Le point commun entre Idomeneo et Eléazar, que Roberto Saccà a aussi interprété sur la scène du Vlaanderen Opera la saison dernière ? Un père soumis à la tentation du parricide auquel, chez Mozart comme chez Halevy, le ténor italo-allemand offre la même énergie inépuisable, le même engagement, la même obstination insensée du taureau que l’on pousse dans l’arène. Si l’on parle de taureau, c’est qu’il y a quelque chose de taurin dans la silhouette trapue de Roberto Saccà, dans son chant mâle, puissant, physique, dans les sursauts d’une bravoure jamais prise en défaut. Cet Idoménée minotaure lutte inlassablement contre un sort contraire et lorsqu’il doit plier, il ne plie pas : il meurt, en un récitatif accompagné où Mozart laisse épancher le meilleur de son jeune génie expressif. A la supposée sérénité de ses dernières phrases, se mêle l’amertume d’un timbre dont l’âpreté ne laisse pas insensible. Auparavant, les vocalises d’un impitoyable « Fuor del mar » ont été talons d’Achille quand la large palette d’effets et d’affects réservés par Mozart à l’illustre Anton Raaf – le créateur du rôle, alors âgé de 66 ans ! – agite autant de muletas stimulant une inlassable combattivité.

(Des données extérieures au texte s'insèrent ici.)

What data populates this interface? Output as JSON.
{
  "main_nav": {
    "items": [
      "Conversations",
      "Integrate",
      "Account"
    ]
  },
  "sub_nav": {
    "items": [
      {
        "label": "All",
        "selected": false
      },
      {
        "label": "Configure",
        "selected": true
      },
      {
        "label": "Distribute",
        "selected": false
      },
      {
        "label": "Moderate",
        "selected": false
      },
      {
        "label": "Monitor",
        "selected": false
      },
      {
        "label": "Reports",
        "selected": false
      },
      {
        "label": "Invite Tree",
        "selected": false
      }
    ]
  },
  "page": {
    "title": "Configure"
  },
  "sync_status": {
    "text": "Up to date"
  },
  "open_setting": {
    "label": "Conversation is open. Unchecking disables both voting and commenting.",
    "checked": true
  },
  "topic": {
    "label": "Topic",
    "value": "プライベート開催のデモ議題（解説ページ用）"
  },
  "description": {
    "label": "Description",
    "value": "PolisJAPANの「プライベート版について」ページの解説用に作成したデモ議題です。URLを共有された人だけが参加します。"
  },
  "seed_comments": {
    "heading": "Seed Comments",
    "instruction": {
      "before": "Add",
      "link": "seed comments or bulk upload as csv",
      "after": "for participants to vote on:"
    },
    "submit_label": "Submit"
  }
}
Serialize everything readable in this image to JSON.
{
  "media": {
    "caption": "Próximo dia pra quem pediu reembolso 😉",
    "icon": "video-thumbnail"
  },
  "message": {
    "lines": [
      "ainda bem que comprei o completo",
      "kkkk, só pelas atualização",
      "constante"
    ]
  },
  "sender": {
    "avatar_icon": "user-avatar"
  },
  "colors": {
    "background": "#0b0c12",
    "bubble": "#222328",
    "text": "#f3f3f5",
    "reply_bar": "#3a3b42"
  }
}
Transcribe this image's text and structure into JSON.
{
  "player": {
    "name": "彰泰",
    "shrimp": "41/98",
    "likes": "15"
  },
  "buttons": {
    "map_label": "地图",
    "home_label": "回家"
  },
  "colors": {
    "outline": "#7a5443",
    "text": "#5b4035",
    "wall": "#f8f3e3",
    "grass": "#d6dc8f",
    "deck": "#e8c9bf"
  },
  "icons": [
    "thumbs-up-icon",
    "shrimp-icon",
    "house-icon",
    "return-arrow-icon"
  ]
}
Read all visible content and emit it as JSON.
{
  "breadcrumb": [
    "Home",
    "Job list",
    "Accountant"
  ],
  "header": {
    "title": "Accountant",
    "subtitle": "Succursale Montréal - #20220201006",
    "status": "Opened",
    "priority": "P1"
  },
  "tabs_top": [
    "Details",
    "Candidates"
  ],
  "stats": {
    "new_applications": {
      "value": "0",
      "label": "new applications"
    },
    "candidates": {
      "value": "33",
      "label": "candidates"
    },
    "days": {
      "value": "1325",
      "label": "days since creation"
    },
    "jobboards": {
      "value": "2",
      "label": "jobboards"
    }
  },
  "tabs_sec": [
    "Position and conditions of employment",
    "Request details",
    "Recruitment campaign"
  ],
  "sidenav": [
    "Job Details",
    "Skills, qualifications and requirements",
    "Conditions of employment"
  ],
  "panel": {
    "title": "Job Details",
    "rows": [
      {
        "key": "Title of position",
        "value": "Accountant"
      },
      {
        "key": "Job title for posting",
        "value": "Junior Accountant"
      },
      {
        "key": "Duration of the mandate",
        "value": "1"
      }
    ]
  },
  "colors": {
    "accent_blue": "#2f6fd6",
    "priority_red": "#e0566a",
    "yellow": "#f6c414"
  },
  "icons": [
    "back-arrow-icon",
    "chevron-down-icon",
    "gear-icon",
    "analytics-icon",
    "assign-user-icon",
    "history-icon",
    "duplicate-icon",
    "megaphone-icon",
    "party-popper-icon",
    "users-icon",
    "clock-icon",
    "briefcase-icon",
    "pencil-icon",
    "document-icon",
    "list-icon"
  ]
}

Un père d’une telle stature rend inévitablement pâle le fils. Renata Pokupic ne possède ni le relief, ni le grave impétueux qui pourraient tirer Idamante de sa molle fadeur. Le son est homogène, la voix d’une fraîcheur juvénile mais ce Prince crétois s’abîme dans une vaine jeunesse auprès de partenaires ô combien plus ardents. Roberto Saccà donc, et Ana Quintans, dont le soprano fiévreux devrait vite ne plus se satisfaire de l’angélisme d’Ilia. Déjà le chant, s’il a conservé cette capacité à alléger l’émission qu’exigent les notes les plus exposées, voit la pureté de son eau troublée par des couleurs chaudes et vives. Déjà, l’affrontement avec Elettra n’est plus le trop manichéen combat entre le bien et le mal mais la rivalité fatale de deux femmes amoureuses. Serena Farnocchia concilie les tempéraments opposés de la fille d’Agamemnon : l’acrimonie venimeuse et, le temps d’un « Idol mio » baigné d’inutile tendresse, la féminité mozartienne, cette capacité admirable à conduire le récit sur le souffle, tel un fil infini déroulé sans respirer d’une invisible bobine.
Est-ce en raison de sa difficulté à négocier roulades et écarts de registre qu’Anton Rositskiy a été privé de son second air, d’un intérêt pourtant supérieur au premier ? Membres du Jeune Ensemble d’Opera Vlaanderen, Adam Smith (Gran Sacerdote di Nettuno) et Leonard Bernad (La Voce di Nettuno) confirment en peu de répliques les espoirs que l’on a placés en eux.
© Annemie Augustijns
En dépit de costumes résolument contemporains imaginés par Falko Herold, la mise en scène de David Bösh préfère l’épopée à l’actualité. Sur un plateau quasiment nu, des dessins animés projetés en fond de scène replacent les héros dans leur contexte homérique. L’illisibilité de certains partis-pris altère l’impression favorable qu’aurait sinon laissée une juste recherche du mouvement. Pourquoi cet enfant sacrifié à la fin du premier acte (quand Idamante devrait être le seul promis au sacrifice) ? Pourquoi ces choristes et ce Prêtre de Neptune ensanglantés ? Pourquoi ce champ de croix au dernier acte (quand tout symbole chrétien paraît anachronique au sein d’une antiquité assumée) ? Aucune explication de texte, aucune lecture préalable de propos d’intention ne devraient être nécessaires pour comprendre une représentation d’opéra.
Mozart dirigé par Paul McCreesh n’est plus ce jeune homme insolent qui, avec Idomeneo, torpillait à l’âge de 25 ans l’opéra seria. L’approche, volontairement raisonnée du chef d’orchestre privilégie l’inventivité du discours musical à son impétuosité. À l’exception de quelques vents discordants, les forces instrumentales de l’Opera Vlaanderen trouvent dans ce choix davantage matière à s’épanouir. Le chœur se présente uni, à défaut de posséder le surcroît d’éloquence nécessaire pour placer la saisissante déploration du troisième acte – « oh voto tremendo » – parmi les plus belles pages chorales jamais composées.